Both fighters are phenomenal in their own way. Roy was a physical freak, while Bernard was and still is a mental freak. (And I mean that in a good way.) Roy Jones’ legacy is intact and is not going anywhere but he stopped adding to that legacy after the first Tarver fight. Roy is fighting the likes of Prince Badi Ajamu, Anthony Hanshaw, Omar Sheika, and Jeff Lacy while Bernard is still fighting world class opposition like Tarver, Winky Wright, Joe Calzaghe, and Kelly Pavlik. Granted Roy Jones fought Joe Calzaghe too, but I think we all saw the difference there.

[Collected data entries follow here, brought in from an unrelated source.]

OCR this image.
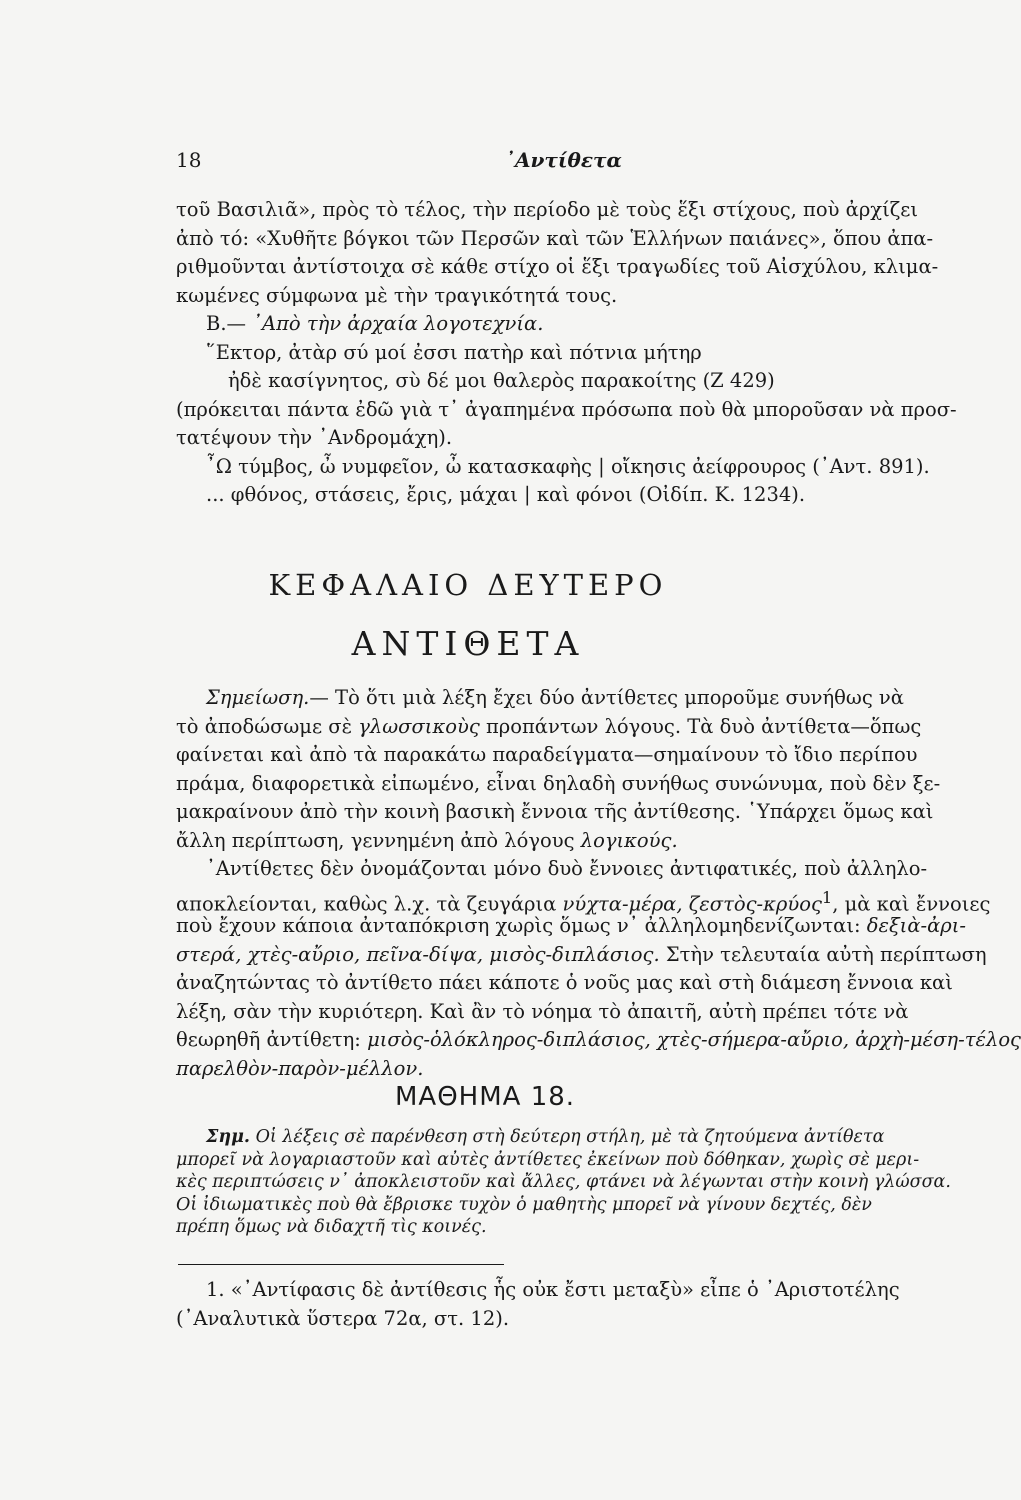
18	᾿Αντίθετα
τοῦ Βασιλιᾶ», πρὸς τὸ τέλος, τὴν περίοδο μὲ τοὺς ἕξι στίχους, ποὺ ἀρχίζει
ἀπὸ τό: «Χυθῆτε βόγκοι τῶν Περσῶν καὶ τῶν Ἑλλήνων παιάνες», ὅπου ἀπα-
ριθμοῦνται ἀντίστοιχα σὲ κάθε στίχο οἱ ἕξι τραγωδίες τοῦ Αἰσχύλου, κλιμα-
κωμένες σύμφωνα μὲ τὴν τραγικότητά τους.
Β.— ᾿Απὸ τὴν ἀρχαία λογοτεχνία.
῞Εκτορ, ἀτὰρ σύ μοί ἐσσι πατὴρ καὶ πότνια μήτηρ
ἠδὲ κασίγνητος, σὺ δέ μοι θαλερὸς παρακοίτης (Ζ 429)
(πρόκειται πάντα ἐδῶ γιὰ τ᾿ ἀγαπημένα πρόσωπα ποὺ θὰ μποροῦσαν νὰ προσ-
τατέψουν τὴν ᾿Ανδρομάχη).
῏Ω τύμβος, ὦ νυμφεῖον, ὦ κατασκαφὴς | οἴκησις ἀείφρουρος (᾿Αντ. 891).
... φθόνος, στάσεις, ἔρις, μάχαι | καὶ φόνοι (Οἰδίπ. Κ. 1234).
ΚΕΦΑΛΑΙΟ ΔΕΥΤΕΡΟ
ΑΝΤΙΘΕΤΑ
Σημείωση.— Τὸ ὅτι μιὰ λέξη ἔχει δύο ἀντίθετες μποροῦμε συνήθως νὰ
τὸ ἀποδώσωμε σὲ γλωσσικοὺς προπάντων λόγους. Τὰ δυὸ ἀντίθετα—ὅπως
φαίνεται καὶ ἀπὸ τὰ παρακάτω παραδείγματα—σημαίνουν τὸ ἴδιο περίπου
πράμα, διαφορετικὰ εἰπωμένο, εἶναι δηλαδὴ συνήθως συνώνυμα, ποὺ δὲν ξε-
μακραίνουν ἀπὸ τὴν κοινὴ βασικὴ ἔννοια τῆς ἀντίθεσης. ῾Υπάρχει ὅμως καὶ
ἄλλη περίπτωση, γεννημένη ἀπὸ λόγους λογικούς.
᾿Αντίθετες δὲν ὀνομάζονται μόνο δυὸ ἔννοιες ἀντιφατικές, ποὺ ἀλληλο-
αποκλείονται, καθὼς λ.χ. τὰ ζευγάρια νύχτα-μέρα, ζεστὸς-κρύος$^1$, μὰ καὶ ἔννοιες
ποὺ ἔχουν κάποια ἀνταπόκριση χωρὶς ὅμως ν᾿ ἀλληλομηδενίζωνται: δεξιὰ-ἀρι-
στερά, χτὲς-αὔριο, πεῖνα-δίψα, μισὸς-διπλάσιος. Στὴν τελευταία αὐτὴ περίπτωση
ἀναζητώντας τὸ ἀντίθετο πάει κάποτε ὁ νοῦς μας καὶ στὴ διάμεση ἔννοια καὶ
λέξη, σὰν τὴν κυριότερη. Καὶ ἂν τὸ νόημα τὸ ἀπαιτῆ, αὐτὴ πρέπει τότε νὰ
θεωρηθῆ ἀντίθετη: μισὸς-ὁλόκληρος-διπλάσιος, χτὲς-σήμερα-αὔριο, ἀρχὴ-μέση-τέλος
παρελθὸν-παρὸν-μέλλον.
ΜΑΘΗΜΑ 18.
Σημ. Οἱ λέξεις σὲ παρένθεση στὴ δεύτερη στήλη, μὲ τὰ ζητούμενα ἀντίθετα
μπορεῖ νὰ λογαριαστοῦν καὶ αὐτὲς ἀντίθετες ἐκείνων ποὺ δόθηκαν, χωρὶς σὲ μερι-
κὲς περιπτώσεις ν᾿ ἀποκλειστοῦν καὶ ἄλλες, φτάνει νὰ λέγωνται στὴν κοινὴ γλώσσα.
Οἱ ἰδιωματικὲς ποὺ θὰ ἔβρισκε τυχὸν ὁ μαθητὴς μπορεῖ νὰ γίνουν δεχτές, δὲν
πρέπη ὅμως νὰ διδαχτῆ τὶς κοινές.
1. «᾿Αντίφασις δὲ ἀντίθεσις ἧς οὐκ ἔστι μεταξὺ» εἶπε ὁ ᾿Αριστοτέλης
(᾿Αναλυτικὰ ὕστερα 72α, στ. 12).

Look, Roy wants to keep fighting and that’s fine. I’m not one to tell somebody how to earn a living but the bottom line is this; the Roy Jones that we’re seeing today is NOT the Roy Jones that we came to know and love, and the Bernard Hopkins that we saw on May 22nd 1993 is NOT the Bernard Hopkins that we came to know and love. Did they both fight at one point? Yes. Were they both at the top of their games when they did? Absolutely not. Both of these men are two special fighters that we all had the privilege of witnessing throughout their careers and still are to an extent. Few questions though, Roy 100% in his prime versus Bernard 100% in his prime, who wins? And also who goes down as the better fighter? Who leaves us with the stronger legacy? The debate lives on.